Janete acorda cedo, vai ao banheiro fazer suas necessidades, depois toma um rápido banho, lava o rosto, escova os dentes e vai até a cozinha. Enquanto a água para o mate esquenta, ela coloca ração para seus gatos e estende as roupas que ficaram na máquina. Um ritual diário, antes da oração para um dia bom.

Após cumprir as tarefas, ela sai para uma breve caminhada. Na escada, encontra sua vizinha Ângela.

– Bom dia, Janete – diz Ângela – tudo bem?

– Bom dia, vizinha – respondeu ela – estou bem. Vestido novo?

– Sim! Minha filha me deu. O que achou?

– Ficaria melhor há alguns anos quando você era mais magra.

A primeira “furada” teve seu sucesso. Sem despedidas, Janete seguiu descendo até o portão de saída do prédio. Já na calçada, à sua frente, várias amigas faziam caminhada e exercícios. O Sol se apresentava com esplendor e veemência. A primeira amiga que observa é Lourdes.

– Bom dia, querida.

– Bom dia, Janete. Disse Lourdes de forma fria e impaciente.

– Há tempos não a via. Emagreceu.

– Esse é o propósito.

– Esses dias vi Álvaro, seu ex, a nova esposa é jovem mesmo, juro que achei que era filha. Esses homens atuais estão bem espertos.

– Tchau, Janete. Disse Lourdes.

A próxima vítima foi Maria.

– Bom dia, Maria.

– Oi, Janete.

– E essa barriguinha? Melhor parar com a cevada e voltar para o hibisco.

– Tchau!

Sem sucesso com as amigas, ela lembra que precisa comprar mistura para o almoço. Observa Paulo abrindo seu mercadinho e direciona-se ao estabelecimento.

– Paulo, tudo bem?

– Oi, Janete. Disse ele, suspirando.

– Preciso de frango, mas sem tempero. Você coloca muito alho.

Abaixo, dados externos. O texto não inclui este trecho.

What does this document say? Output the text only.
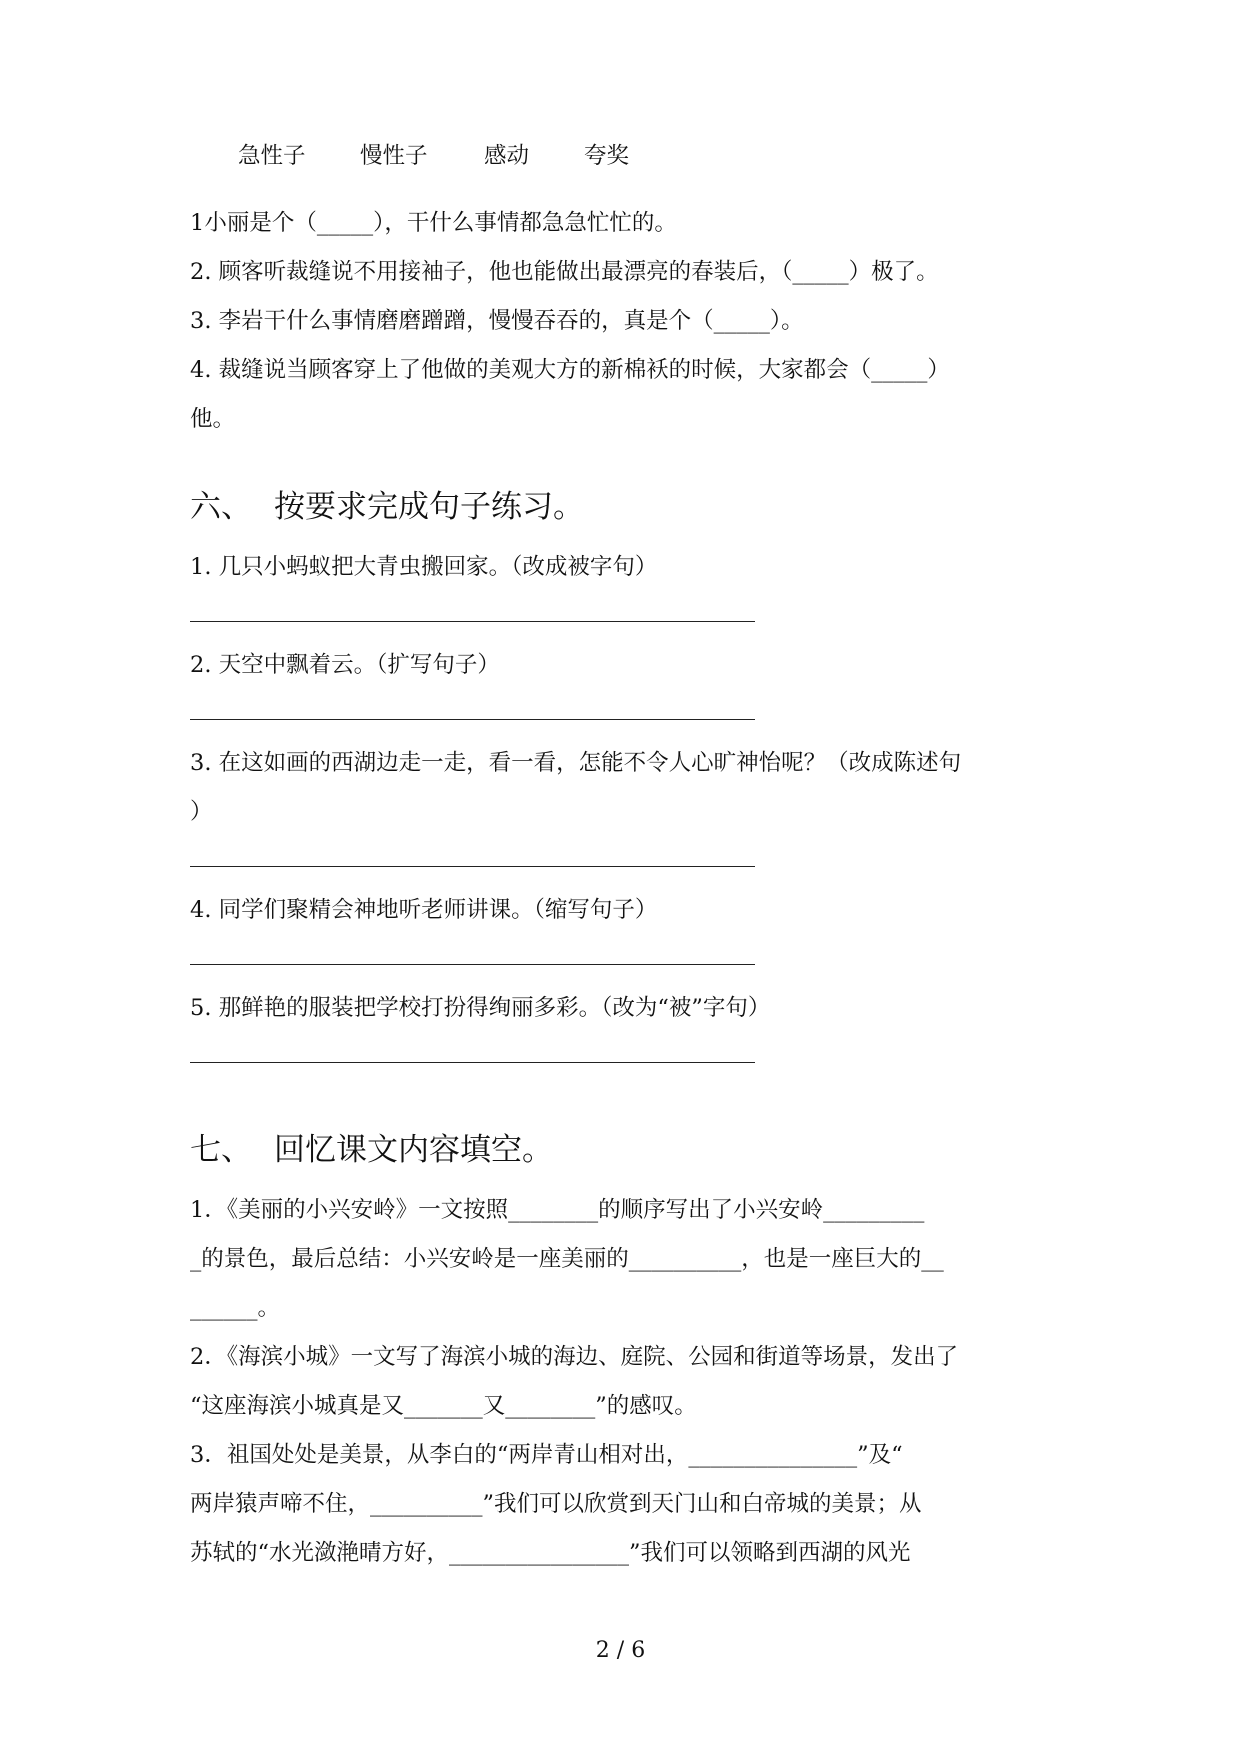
急性子 慢性子	感动 夸奖
1小丽是个（_____），干什么事情都急急忙忙的。
2. 顾客听裁缝说不用接袖子，他也能做出最漂亮的春装后，（_____）极了。
3. 李岩干什么事情磨磨蹭蹭，慢慢吞吞的，真是个（_____）。
4. 裁缝说当顾客穿上了他做的美观大方的新棉袄的时候，大家都会（_____）
他。
六、 按要求完成句子练习。
1. 几只小蚂蚁把大青虫搬回家。（改成被字句）
2. 天空中飘着云。（扩写句子）
3. 在这如画的西湖边走一走，看一看，怎能不令人心旷神怡呢？（改成陈述句
）
4. 同学们聚精会神地听老师讲课。（缩写句子）
5. 那鲜艳的服装把学校打扮得绚丽多彩。（改为“被”字句）
七、 回忆课文内容填空。
1．《美丽的小兴安岭》一文按照________的顺序写出了小兴安岭_________
_的景色，最后总结：小兴安岭是一座美丽的__________，也是一座巨大的__
______。
2．《海滨小城》一文写了海滨小城的海边、庭院、公园和街道等场景，发出了
“这座海滨小城真是又_______又________”的感叹。
3．祖国处处是美景，从李白的“两岸青山相对出，_______________”及“
两岸猿声啼不住，__________”我们可以欣赏到天门山和白帝城的美景；从
苏轼的“水光潋滟晴方好，________________”我们可以领略到西湖的风光
2 / 6
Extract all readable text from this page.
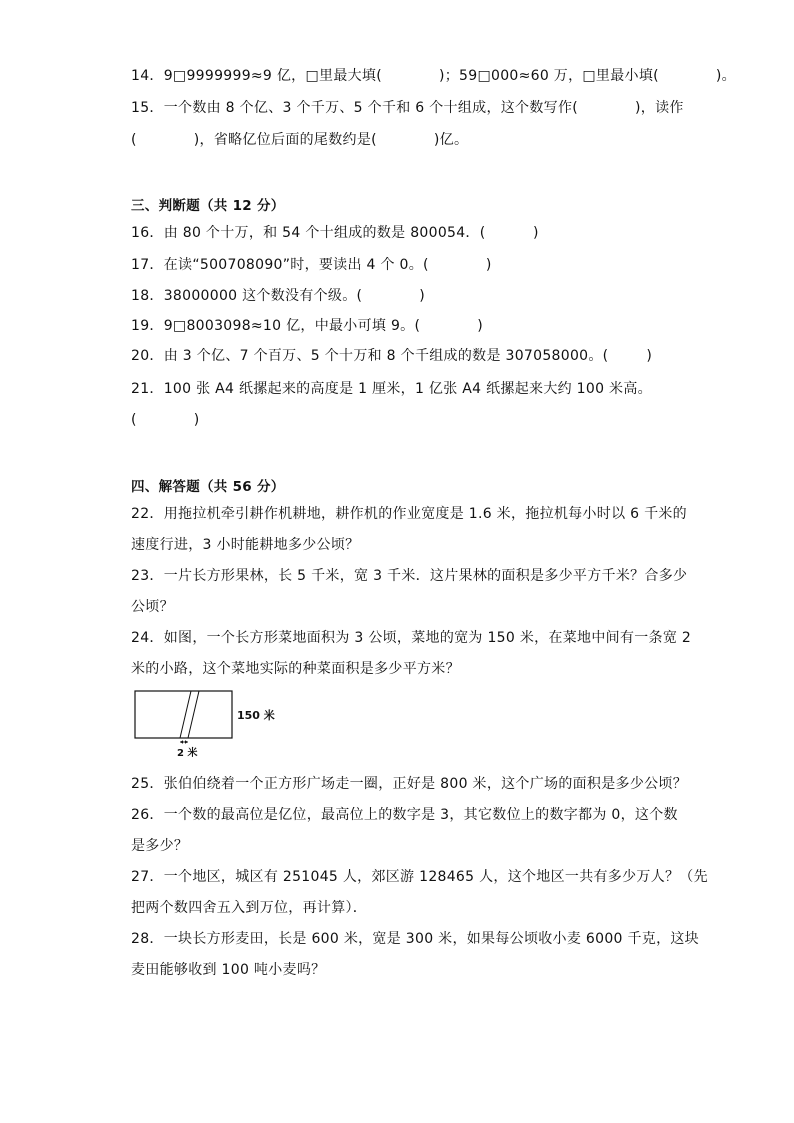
14．9□9999999≈9 亿，□里最大填(            )；59□000≈60 万，□里最小填(            )。
15．一个数由 8 个亿、3 个千万、5 个千和 6 个十组成，这个数写作(            )，读作
(            )，省略亿位后面的尾数约是(            )亿。
三、判断题（共 12 分）
16．由 80 个十万，和 54 个十组成的数是 800054．(          )
17．在读“500708090”时，要读出 4 个 0。(            )
18．38000000 这个数没有个级。(            )
19．9□8003098≈10 亿，中最小可填 9。(            )
20．由 3 个亿、7 个百万、5 个十万和 8 个千组成的数是 307058000。(        )
21．100 张 A4 纸摞起来的高度是 1 厘米，1 亿张 A4 纸摞起来大约 100 米高。
(            )
四、解答题（共 56 分）
22．用拖拉机牵引耕作机耕地，耕作机的作业宽度是 1.6 米，拖拉机每小时以 6 千米的
速度行进，3 小时能耕地多少公顷？
23．一片长方形果林，长 5 千米，宽 3 千米．这片果林的面积是多少平方千米？合多少
公顷？
24．如图，一个长方形菜地面积为 3 公顷，菜地的宽为 150 米，在菜地中间有一条宽 2
米的小路，这个菜地实际的种菜面积是多少平方米？
150 米
2 米
25．张伯伯绕着一个正方形广场走一圈，正好是 800 米，这个广场的面积是多少公顷？
26．一个数的最高位是亿位，最高位上的数字是 3，其它数位上的数字都为 0，这个数
是多少？
27．一个地区，城区有 251045 人，郊区游 128465 人，这个地区一共有多少万人？（先
把两个数四舍五入到万位，再计算）．
28．一块长方形麦田，长是 600 米，宽是 300 米，如果每公顷收小麦 6000 千克，这块
麦田能够收到 100 吨小麦吗？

– Sirva-se, está tudo lá no congelador.

Janete escolheu um pedaço pequeno. Chegou no balcão e serviu mais um pouco de água no mate.

– Vi tua ex esses dias – disse ela deixando ele triste – rapaz novo o dela, né? Parecia filho, mais aí lembrei que vocês não têm.

– Mais alguma coisa?

Ao voltar para casa, seu telefone toca. Sua filha lembra que a noite terá a festa de réveillon. Ela diz que não havia esquecido e que vestirá branco por ser uma mulher da paz. Assim que desliga o aparelho, lembra que precisa ir ao velório do marido de uma amiga da igreja. Chama um taxi às pressas e sai. No local, senta-se sozinha, ninguém fica ao seu lado, quando surge a oportunidade, aproxima-se do caixão. Atrás dela, uma pessoa estranha, mas perto o suficiente para ela puxar conversa.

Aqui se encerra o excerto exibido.